При словах «отбросить копыта» Завадский и Чайкин переглянулись.

– А вы считаете, что Фрайман не мог? – спросил Завадский.

– Я вас умоляю! Вы же видели Ваню… Ивана Абрамовича.

– Ну, внешность бывает обманчивой.

– Я знаю его сто лет. Они с Мардасовым все жизнь работают вместе… работали. Фрайман даже комара убить не может – просто смахнет, если тот присосется. А уж если случайно прихлопнет, так прощенья просить будет. Нет! Не верю.

– М-м-м, позвольте еще один вопрос. Вы знали о связи вашего мужа с женой Фраймана?

– О какой еще связи?

– Об интимной, – вставил Чайкин, чем заслужил неодобрительный взгляд Завадского.

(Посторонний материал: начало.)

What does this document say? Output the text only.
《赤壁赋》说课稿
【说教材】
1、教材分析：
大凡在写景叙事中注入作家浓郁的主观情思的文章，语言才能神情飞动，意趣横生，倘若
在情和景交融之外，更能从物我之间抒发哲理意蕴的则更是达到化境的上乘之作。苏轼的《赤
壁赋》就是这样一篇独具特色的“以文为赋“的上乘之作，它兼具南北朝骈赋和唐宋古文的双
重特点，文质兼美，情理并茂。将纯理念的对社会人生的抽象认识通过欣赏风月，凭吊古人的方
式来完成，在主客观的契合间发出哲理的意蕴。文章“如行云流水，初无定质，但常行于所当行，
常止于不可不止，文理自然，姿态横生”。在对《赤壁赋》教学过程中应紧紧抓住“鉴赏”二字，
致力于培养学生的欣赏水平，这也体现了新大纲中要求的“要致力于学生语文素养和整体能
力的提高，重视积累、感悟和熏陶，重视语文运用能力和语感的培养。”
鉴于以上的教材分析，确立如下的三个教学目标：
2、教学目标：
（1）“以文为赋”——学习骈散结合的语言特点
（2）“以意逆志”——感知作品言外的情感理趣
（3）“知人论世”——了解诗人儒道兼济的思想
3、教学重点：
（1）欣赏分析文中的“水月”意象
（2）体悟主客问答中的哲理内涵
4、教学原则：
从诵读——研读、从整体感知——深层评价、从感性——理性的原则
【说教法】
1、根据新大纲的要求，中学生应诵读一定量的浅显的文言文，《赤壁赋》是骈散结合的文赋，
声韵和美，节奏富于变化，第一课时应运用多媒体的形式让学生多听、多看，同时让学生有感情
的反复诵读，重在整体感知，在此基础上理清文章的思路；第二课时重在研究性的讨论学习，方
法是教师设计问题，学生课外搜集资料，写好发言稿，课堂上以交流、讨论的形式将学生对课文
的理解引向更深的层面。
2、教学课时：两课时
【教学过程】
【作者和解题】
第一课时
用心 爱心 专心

– Вы что, смеетесь? Мардасов и Леля?

– У нас имеются сведения… – не обращая внимания на протестующий жест Завадского, продолжил Чайкин.

– Небось от этих его работничков? Абсурд! Поменьше верьте сплетням этих безмозглых куриц.

– Скажите, – попытался увести разговор в сторону Завадский, – а мог у вашего мужа быть конфликт с Фрайманом из-за разногласий по работе?

– И почему, говоря о муже, вы сказали: «отбросил копыта»? – зачем-то встрял Чайкин.

– Потому что козел! И вообще, по какому праву вы мне тут учиняете допрос, да еще в отсутствие моего адвоката? Я подам на вас жалобу в прокуратуру. – Чехова резко поднялась с кресла, лицо ее побагровело, глаза сузились и вспыхнули, казалось, еще мгновение – и из них вырвутся молнии. – Убирайтесь!

Завадский попытался так же резко встать, но кресло было слишком глубокое и мягкое, к тому же он поскользнулся на гладком паркете и неуклюже плюхнулся обратно. Снова попытался встать и снова едва не упал, но успел схватиться за рукав уже повернувшего к выходу Чайкина.

1Цитата из повести Дени Дидро «Племянник Рамо».